Better fitting method than curve fit?

CentraCep · August 20, 2024, 1:08pm

Dear all,

I am working on an astronomy project, but to explain in relevant and layman’s terms, I am attempting to fit data, calculated from an equation using four parameters as open parameters, to observed data in order to calculate a realistic value for one of the open parameters. For the open parameters, I used a grid search based approach to iterate over initial values within the bounds of what is physically possible for the parameters. Here is the simplest version of my code:

import numpy as np
import matplotlib.pyplot as plt
from scipy.optimize import curve_fit
import pygyre as pg

delta_pg = 125
delta_nu = 32

# Function to extract frequencies and radial orders from the summary file
def read_frequencies_and_orders(summary_file):
    s = pg.read_output(summary_file)
    l_values = s['l']  # Angular degree
    n_pg_values = s['n_pg']  # Radial order
    freq_values = s['freq'].real  # Frequencies in micro Hertz
    return l_values, n_pg_values, freq_values

# Read the frequencies and radial orders from the summary file
summary_file = 'summary.h5'
l_values, n_pg_values, nu_values = read_frequencies_and_orders(summary_file)

# Filter to only include l=1 modes
l1_indices = np.where(l_values == 1)[0]
n_values = n_pg_values[l1_indices]
nu_values_l1 = nu_values[l1_indices]

# Filter to include l=0 modes for calculating the uncoupled p-mode frequencies
l0_indices = np.where(l_values == 0)[0]
nu_values_l0 = nu_values[l0_indices]

# Calculate uncoupled p-mode frequencies as the midpoint between consecutive l=0 modes
nu_np_l1 = []
for i in range(len(nu_values_l0) - 1):
    mid_point = (nu_values_l0[i] + nu_values_l0[i + 1]) / 2
    nu_np_l1.append(mid_point)
nu_np_l1 = np.array(nu_np_l1)

# Truncate nu_values_l1 to match the length of nu_np_l1
nu_values_l1 = nu_values_l1[:len(nu_np_l1)]

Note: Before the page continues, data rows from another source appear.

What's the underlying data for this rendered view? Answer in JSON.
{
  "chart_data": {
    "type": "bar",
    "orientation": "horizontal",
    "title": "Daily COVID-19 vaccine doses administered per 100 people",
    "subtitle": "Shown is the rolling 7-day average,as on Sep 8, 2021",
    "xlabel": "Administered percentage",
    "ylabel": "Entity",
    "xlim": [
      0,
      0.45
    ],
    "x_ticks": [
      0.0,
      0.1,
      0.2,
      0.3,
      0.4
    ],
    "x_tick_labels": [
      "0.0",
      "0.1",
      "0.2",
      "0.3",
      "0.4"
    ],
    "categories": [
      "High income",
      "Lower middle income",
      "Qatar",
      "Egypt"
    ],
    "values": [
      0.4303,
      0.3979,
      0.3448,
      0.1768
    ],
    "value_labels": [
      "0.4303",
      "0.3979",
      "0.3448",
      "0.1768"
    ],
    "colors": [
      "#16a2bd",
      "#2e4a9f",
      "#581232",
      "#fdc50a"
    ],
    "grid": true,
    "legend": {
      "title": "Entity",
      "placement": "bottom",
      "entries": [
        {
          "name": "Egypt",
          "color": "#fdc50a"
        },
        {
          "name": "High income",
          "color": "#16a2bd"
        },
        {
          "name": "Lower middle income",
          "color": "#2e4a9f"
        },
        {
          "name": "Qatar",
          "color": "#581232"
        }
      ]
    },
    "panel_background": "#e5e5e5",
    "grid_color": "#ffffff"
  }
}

# Asymptotic relation for mixed modes with flexible delta_pg and delta_nu
def mixed_mode_relation(nu, epsilon_g, q, delta_pg_flex, delta_nu_flex):
    term1 = np.pi * (1 / (delta_pg_flex * nu) - epsilon_g)
    return nu_np_l1 + (delta_nu_flex / np.pi) * np.arctan(q * np.tan(term1))

# Perform a grid search over possible values of q and epsilon
q_grid = np.linspace(0.000001, 1, 100)  # grid for q
epsilon_grid = np.linspace(0.00001, 1, 100)  # grid for epsilon

# Define a function to calculate residuals
def calculate_residuals(nu_values, epsilon, q):
    predicted_nu = mixed_mode_relation(nu_values, epsilon, q, delta_pg, delta_nu)
    return np.sum((nu_values - predicted_nu) ** 2)

# Perform grid search
best_q = 0
best_epsilon = 0
min_residuals = float('inf')

for epsilon in epsilon_grid:
    for q in q_grid:
        residuals = calculate_residuals(nu_values_l1, epsilon, q)
        if residuals < min_residuals:
            min_residuals = residuals
            best_q = q
            best_epsilon = epsilon

print(f'Grid Search Results: Best q = {best_q}, Best epsilon = {best_epsilon}')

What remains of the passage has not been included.